Do you think the "link page" would be then the second most important page after the home page?
It could actually be the same page. For instance, if you visit a blog like How Appealing
, which focuses upon appellate court decisions, you'll not only see a great blog about decisions in legal cases, but also a very long blog roll leading to other legal blogs.
It provides value to visitors in a couple of ways:
[list]- by being a source of the latest news, with explanations of the implications of legal decisions.
- by being a directory to other, similar resources.[list]
Chances are good that most of the blogs it lists points back to it. Visitors arrive not by going from one site, to a search engine, then to the other, but rather directly, without the search engine being an intermediary step.
But what about sites that aren't blogs? You answer part of that yourself:
How would you tell that a particular site was a good candidate to exchange links with?
As I do now: If the site is of quality and relevant to your business.
There are a number of local antique shops near me. Near the front door to all of them is a pamplet that shows where all the shops are, and a map to each. It tells what hours they are open, and if they have a particular specialty. These stores are competitors. But they are convinced that people who shop at one will shop at some of the others, and even make a day of it. I've seen online shops do the same thing. Links pages that are well annotated, and provide value to their customers can be an important part of a web site.

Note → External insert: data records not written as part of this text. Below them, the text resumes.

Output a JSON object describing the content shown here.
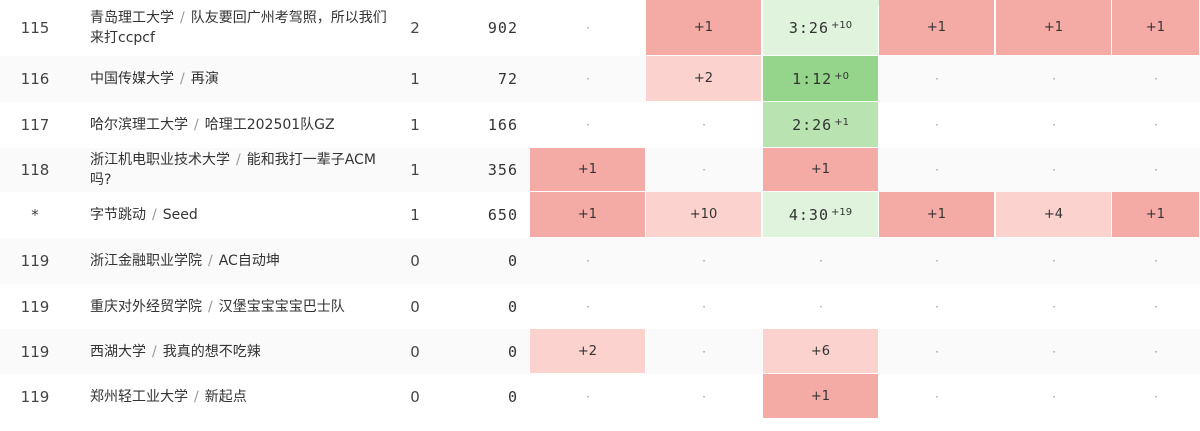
{
  "colors": {
    "first_solve": "#95d58b",
    "accepted": "#b9e4b2",
    "accepted_light": "#e0f3dc",
    "failed": "#f4aaa5",
    "failed_light": "#fbd2ce",
    "failed_mid": "#f8c0bb"
  },
  "rows": [
    {
      "rank": "115",
      "school": "青岛理工大学",
      "team": "队友要回广州考驾照，所以我们来打ccpcf",
      "solved": "2",
      "penalty": "902",
      "cells": [
        {
          "kind": "blank",
          "text": "·"
        },
        {
          "kind": "failed",
          "text": "+1"
        },
        {
          "kind": "accepted_light",
          "time": "3:26",
          "tries": "+10"
        },
        {
          "kind": "failed",
          "text": "+1"
        },
        {
          "kind": "failed",
          "text": "+1"
        },
        {
          "kind": "failed",
          "text": "+1"
        }
      ]
    },
    {
      "rank": "116",
      "school": "中国传媒大学",
      "team": "再演",
      "solved": "1",
      "penalty": "72",
      "cells": [
        {
          "kind": "blank",
          "text": "·"
        },
        {
          "kind": "failed_light",
          "text": "+2"
        },
        {
          "kind": "first_solve",
          "time": "1:12",
          "tries": "+0"
        },
        {
          "kind": "blank",
          "text": "·"
        },
        {
          "kind": "blank",
          "text": "·"
        },
        {
          "kind": "blank",
          "text": "·"
        }
      ]
    },
    {
      "rank": "117",
      "school": "哈尔滨理工大学",
      "team": "哈理工202501队GZ",
      "solved": "1",
      "penalty": "166",
      "cells": [
        {
          "kind": "blank",
          "text": "·"
        },
        {
          "kind": "blank",
          "text": "·"
        },
        {
          "kind": "accepted",
          "time": "2:26",
          "tries": "+1"
        },
        {
          "kind": "blank",
          "text": "·"
        },
        {
          "kind": "blank",
          "text": "·"
        },
        {
          "kind": "blank",
          "text": "·"
        }
      ]
    },
    {
      "rank": "118",
      "school": "浙江机电职业技术大学",
      "team": "能和我打一辈子ACM吗?",
      "solved": "1",
      "penalty": "356",
      "cells": [
        {
          "kind": "failed",
          "text": "+1"
        },
        {
          "kind": "blank",
          "text": "·"
        },
        {
          "kind": "failed",
          "text": "+1"
        },
        {
          "kind": "blank",
          "text": "·"
        },
        {
          "kind": "blank",
          "text": "·"
        },
        {
          "kind": "blank",
          "text": "·"
        }
      ]
    },
    {
      "rank": "*",
      "school": "字节跳动",
      "team": "Seed",
      "solved": "1",
      "penalty": "650",
      "cells": [
        {
          "kind": "failed",
          "text": "+1"
        },
        {
          "kind": "failed_light",
          "text": "+10"
        },
        {
          "kind": "accepted_light",
          "time": "4:30",
          "tries": "+19"
        },
        {
          "kind": "failed",
          "text": "+1"
        },
        {
          "kind": "failed_light",
          "text": "+4"
        },
        {
          "kind": "failed",
          "text": "+1"
        }
      ]
    },
    {
      "rank": "119",
      "school": "浙江金融职业学院",
      "team": "AC自动坤",
      "solved": "0",
      "penalty": "0",
      "cells": [
        {
          "kind": "blank",
          "text": "·"
        },
        {
          "kind": "blank",
          "text": "·"
        },
        {
          "kind": "blank",
          "text": "·"
        },
        {
          "kind": "blank",
          "text": "·"
        },
        {
          "kind": "blank",
          "text": "·"
        },
        {
          "kind": "blank",
          "text": "·"
        }
      ]
    },
    {
      "rank": "119",
      "school": "重庆对外经贸学院",
      "team": "汉堡宝宝宝宝巴士队",
      "solved": "0",
      "penalty": "0",
      "cells": [
        {
          "kind": "blank",
          "text": "·"
        },
        {
          "kind": "blank",
          "text": "·"
        },
        {
          "kind": "blank",
          "text": "·"
        },
        {
          "kind": "blank",
          "text": "·"
        },
        {
          "kind": "blank",
          "text": "·"
        },
        {
          "kind": "blank",
          "text": "·"
        }
      ]
    },
    {
      "rank": "119",
      "school": "西湖大学",
      "team": "我真的想不吃辣",
      "solved": "0",
      "penalty": "0",
      "cells": [
        {
          "kind": "failed_light",
          "text": "+2"
        },
        {
          "kind": "blank",
          "text": "·"
        },
        {
          "kind": "failed_light",
          "text": "+6"
        },
        {
          "kind": "blank",
          "text": "·"
        },
        {
          "kind": "blank",
          "text": "·"
        },
        {
          "kind": "blank",
          "text": "·"
        }
      ]
    },
    {
      "rank": "119",
      "school": "郑州轻工业大学",
      "team": "新起点",
      "solved": "0",
      "penalty": "0",
      "cells": [
        {
          "kind": "blank",
          "text": "·"
        },
        {
          "kind": "blank",
          "text": "·"
        },
        {
          "kind": "failed",
          "text": "+1"
        },
        {
          "kind": "blank",
          "text": "·"
        },
        {
          "kind": "blank",
          "text": "·"
        },
        {
          "kind": "blank",
          "text": "·"
        }
      ]
    }
  ]
}
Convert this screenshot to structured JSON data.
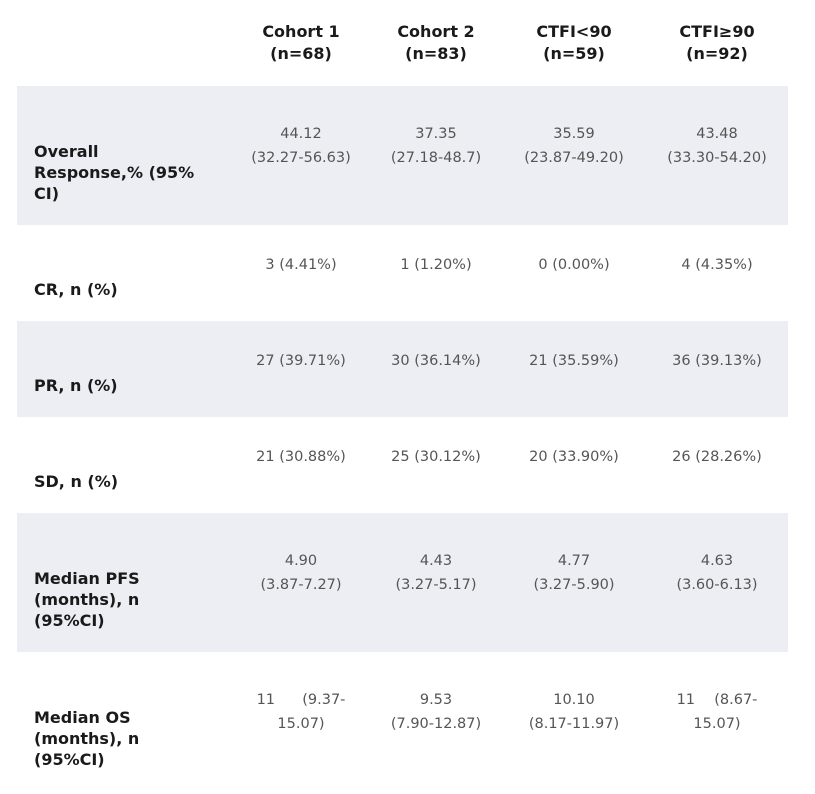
{
  "header": {
    "columns": [
      {
        "name": "Cohort 1",
        "n": "(n=68)"
      },
      {
        "name": "Cohort 2",
        "n": "(n=83)"
      },
      {
        "name": "CTFI<90",
        "n": "(n=59)"
      },
      {
        "name": "CTFI≥90",
        "n": "(n=92)"
      }
    ]
  },
  "rows": [
    {
      "label_lines": [
        "Overall",
        "Response,% (95%",
        "CI)"
      ],
      "cells": [
        [
          "44.12",
          "(32.27-56.63)"
        ],
        [
          "37.35",
          "(27.18-48.7)"
        ],
        [
          "35.59",
          "(23.87-49.20)"
        ],
        [
          "43.48",
          "(33.30-54.20)"
        ]
      ]
    },
    {
      "label_lines": [
        "CR, n (%)"
      ],
      "cells": [
        [
          "3 (4.41%)"
        ],
        [
          "1 (1.20%)"
        ],
        [
          "0 (0.00%)"
        ],
        [
          "4 (4.35%)"
        ]
      ]
    },
    {
      "label_lines": [
        "PR, n (%)"
      ],
      "cells": [
        [
          "27 (39.71%)"
        ],
        [
          "30 (36.14%)"
        ],
        [
          "21 (35.59%)"
        ],
        [
          "36 (39.13%)"
        ]
      ]
    },
    {
      "label_lines": [
        "SD, n (%)"
      ],
      "cells": [
        [
          "21 (30.88%)"
        ],
        [
          "25 (30.12%)"
        ],
        [
          "20 (33.90%)"
        ],
        [
          "26 (28.26%)"
        ]
      ]
    },
    {
      "label_lines": [
        "Median PFS",
        "(months), n",
        "(95%CI)"
      ],
      "cells": [
        [
          "4.90",
          "(3.87-7.27)"
        ],
        [
          "4.43",
          "(3.27-5.17)"
        ],
        [
          "4.77",
          "(3.27-5.90)"
        ],
        [
          "4.63",
          "(3.60-6.13)"
        ]
      ]
    },
    {
      "label_lines": [
        "Median OS",
        "(months), n",
        "(95%CI)"
      ],
      "cells": [
        [
          "11",
          "(9.37-",
          "15.07)"
        ],
        [
          "9.53",
          "(7.90-12.87)"
        ],
        [
          "10.10",
          "(8.17-11.97)"
        ],
        [
          "11",
          "(8.67-",
          "15.07)"
        ]
      ]
    }
  ]
}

I've seen sites that provide services, and post links to other sites that offer related services on their acknowledgement of payment/receipt page. The links are there for a person to see when their initial task is complete, and when those other services become relevant. They are the right links at the right time.
Getting known is all about building relationships, building networks, and being seen in the right place at the right time. Stand apart. Differentiate.
That's the part of a marketing plan that works, and works well. Relying solely upon a search engine is a risky proposition, but building a network of business relationships is one of the key factors of good planning. You're no longer quite at the risk of search engines, and the rise and fall of search results.
So how does someone build those relationships? Local chambers of commerce? Trade associations? Satisfied customers spreading the word? Repeated communications with people who offer complementary goods and services? Visits to trade shows and conferences? Blog comments, and forum posts?
So if the search engines disappeared without a trace, I think other mechanisms would quickly arise to meet the needs of Internauts.
I'm beginning to think that those are out there now.
I added 40 pages with RSS feeds to my bloglines
subscription last night. It brings me to about 150 total sites. I have other ones listed on Kinja
. Now, instead of popping a question into my search engine on a subject, I might start up bloglines first, and look to see what's news, and what people are writing about and linking to.
The number of email newsletters I'm subscribing to has grown from a couple to about 20. It's not a large amount, but some of them are daily. A lot of them link to interesting pages, and news stories. It's a great way to keep informed.
Sites like Slash Dot
, and many others are places to go to find the interesting and often the unusual. Forums can also be helpful in finding information.
Those are just a few models for sharing and finding information on the web. I know there are many others. If anyone is relying solely upon search engines as a way to be found, they are missing opportunities.
...Search engines will I think evolves in this direction: more "natural language" abilities, local directories
Interesting, isn't it, to think that search engines are changing and evolving, too? The search engines of four or five years ago weren't that different than they are today. But in some ways they are.
Just what does a local search in Yahoo or Google mean to the average web master? What are the implications of "natural language" searches and semantic analysis indexing, where the context of keywords on a page may just play a more important role than in the past?
What are some other strategies for getting web pages in front of the right people without relying on search engines?